The Free Exercise Clause of the First Amendment states that the government "shall make no law . . . prohibiting the free exercise of religion." Although the text sounds absolute, "no law" does not always mean "no law." The Supreme Court has had to place some limits on the freedom to practice religion. To take an easy example cited by the Court in one of its landmark "free exercise" cases, the First Amendment would not protect the practice of human sacrifice even if some religion required it.1 In other words, while the freedom to believe is absolute, the freedom to act on those beliefs is not.

But where may government draw the line on the practice of religion? The courts have struggled with the answer to that question for much of our history. Over time, the Supreme Court developed a test to help judges determine the limits of free exercise. First fully articulated in the 1963 case of Sherbert v. Verner, this test is sometimes referred to as the Sherbert or "compelling interest" test. The test has four parts: two that apply to any person who claims that his freedom of religion has been violated, and two that apply to the government agency accused of violating those rights.
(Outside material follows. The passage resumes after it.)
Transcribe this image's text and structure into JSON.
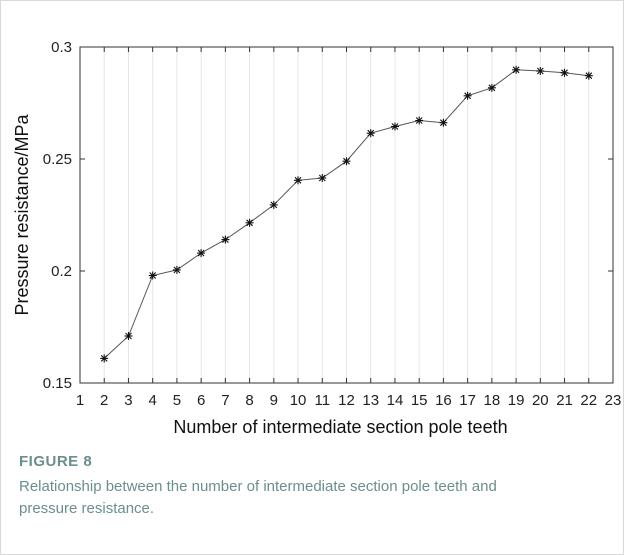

For the individual, the court must determine

  • whether the person has a claim involving a sincere religious belief, and

  • whether the government action is a substantial burden on the person’s ability to act on that belief.
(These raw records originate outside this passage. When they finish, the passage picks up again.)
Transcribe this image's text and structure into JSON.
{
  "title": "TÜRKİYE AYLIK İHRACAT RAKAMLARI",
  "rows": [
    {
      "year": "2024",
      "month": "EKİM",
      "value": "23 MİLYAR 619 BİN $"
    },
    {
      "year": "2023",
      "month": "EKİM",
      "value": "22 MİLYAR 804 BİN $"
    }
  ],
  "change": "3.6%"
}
If these two elements are established, then the government must prove

  • that it is acting in furtherance of a "compelling state interest," and

  • that it has pursued that interest in the manner least restrictive, or least burdensome, to religion.2

The Supreme Court, however, curtailed the application of the Sherbert test in the 1990 case of Employment Division v. Smith. In that case, the Court held that a burden on free exercise no longer had to be justified by a compelling state interest if the burden was an unintended result of laws that are generally applicable.3

After Smith, only laws (or government actions) that (1) were intended to prohibit the free exercise of religion, or (2) violated other constitutional rights, such as freedom of speech, were subject to the compelling interest test. For example, a state could not pass a law stating that Native Americans are prohibited from using peyote, but it could accomplish the same result by prohibiting the use of peyote by everyone.
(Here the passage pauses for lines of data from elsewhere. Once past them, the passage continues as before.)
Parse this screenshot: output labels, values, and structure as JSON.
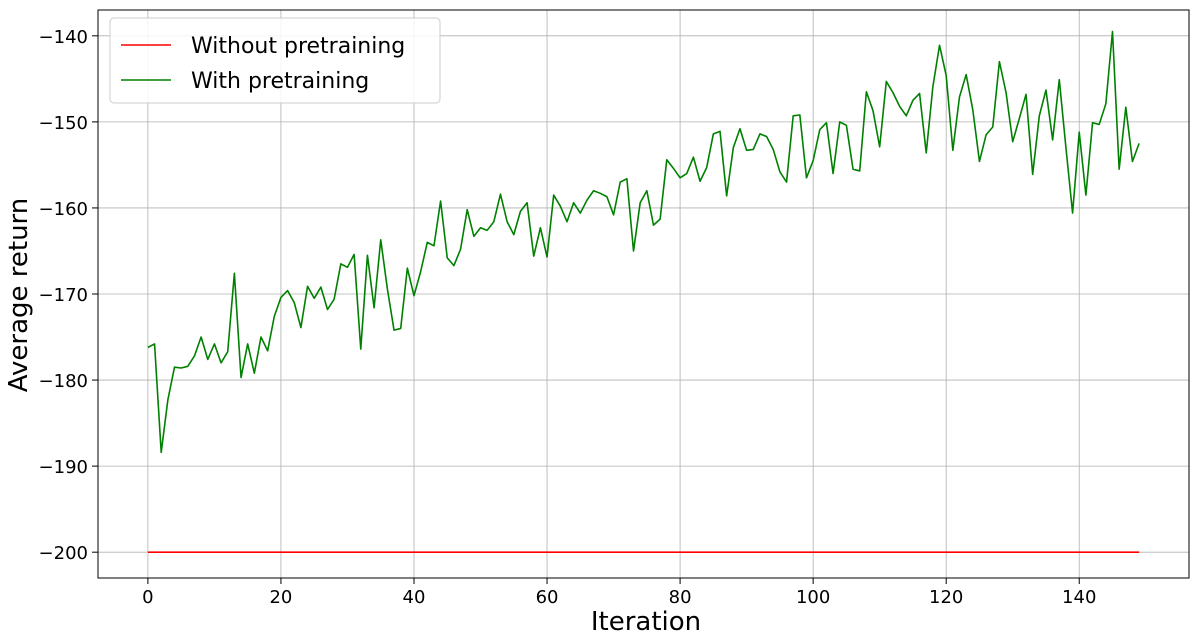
{
  "chart_data": {
    "type": "line",
    "title": "",
    "xlabel": "Iteration",
    "ylabel": "Average return",
    "xlim": [
      -7.5,
      156.5
    ],
    "ylim": [
      -203,
      -137
    ],
    "xticks": [
      0,
      20,
      40,
      60,
      80,
      100,
      120,
      140
    ],
    "yticks": [
      -200,
      -190,
      -180,
      -170,
      -160,
      -150,
      -140
    ],
    "xtick_labels": [
      "0",
      "20",
      "40",
      "60",
      "80",
      "100",
      "120",
      "140"
    ],
    "ytick_labels": [
      "−200",
      "−190",
      "−180",
      "−170",
      "−160",
      "−150",
      "−140"
    ],
    "grid": true,
    "legend_position": "top-left",
    "series": [
      {
        "name": "Without pretraining",
        "color": "#ff0000",
        "x": [
          0,
          149
        ],
        "y": [
          -200,
          -200
        ]
      },
      {
        "name": "With pretraining",
        "color": "#008000",
        "y": [
          -176.2,
          -175.8,
          -188.4,
          -182.3,
          -178.5,
          -178.6,
          -178.4,
          -177.2,
          -175.0,
          -177.6,
          -175.8,
          -178.0,
          -176.7,
          -167.6,
          -179.7,
          -175.8,
          -179.2,
          -175.0,
          -176.6,
          -172.6,
          -170.4,
          -169.6,
          -171.0,
          -173.9,
          -169.1,
          -170.5,
          -169.2,
          -171.8,
          -170.6,
          -166.5,
          -166.9,
          -165.4,
          -176.4,
          -165.5,
          -171.6,
          -163.7,
          -169.4,
          -174.2,
          -174.0,
          -167.0,
          -170.2,
          -167.4,
          -164.0,
          -164.4,
          -159.2,
          -165.8,
          -166.7,
          -164.8,
          -160.2,
          -163.3,
          -162.3,
          -162.6,
          -161.6,
          -158.4,
          -161.6,
          -163.1,
          -160.4,
          -159.4,
          -165.6,
          -162.3,
          -165.7,
          -158.5,
          -159.8,
          -161.6,
          -159.4,
          -160.6,
          -159.1,
          -158.0,
          -158.3,
          -158.7,
          -160.8,
          -157.0,
          -156.6,
          -165.0,
          -159.4,
          -158.0,
          -162.0,
          -161.3,
          -154.4,
          -155.4,
          -156.5,
          -156.0,
          -154.1,
          -156.9,
          -155.3,
          -151.4,
          -151.1,
          -158.6,
          -153.0,
          -150.8,
          -153.3,
          -153.2,
          -151.4,
          -151.7,
          -153.2,
          -155.8,
          -157.0,
          -149.3,
          -149.2,
          -156.5,
          -154.5,
          -150.9,
          -150.1,
          -156.0,
          -150.0,
          -150.4,
          -155.5,
          -155.7,
          -146.5,
          -148.7,
          -152.9,
          -145.3,
          -146.6,
          -148.2,
          -149.3,
          -147.5,
          -146.7,
          -153.6,
          -145.9,
          -141.1,
          -144.6,
          -153.3,
          -147.1,
          -144.5,
          -148.6,
          -154.6,
          -151.5,
          -150.6,
          -143.0,
          -146.6,
          -152.3,
          -149.6,
          -146.8,
          -156.1,
          -149.3,
          -146.3,
          -152.1,
          -145.1,
          -153.0,
          -160.6,
          -151.2,
          -158.5,
          -150.1,
          -150.3,
          -147.9,
          -139.5,
          -155.5,
          -148.3,
          -154.6,
          -152.5
        ]
      }
    ]
  }
}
In the wake of Smith, many religious and civil liberties groups have worked to restore the Sherbert test -- or compelling interest test -- through legislation. These efforts have been successful in some states. In other states, the courts have ruled that the compelling interest test is applicable to religious claims by virtue of the state's own constitution. In many states, however, the level of protection for free exercise claims is uncertain.

Notes

1Reynolds v. U.S., 98 U.S. 145 (1878).

2Sherbert v. Verner, 374 U.S. 398 (1963).

3Employment Div. v. Smith, 494 U.S. 872 (1990).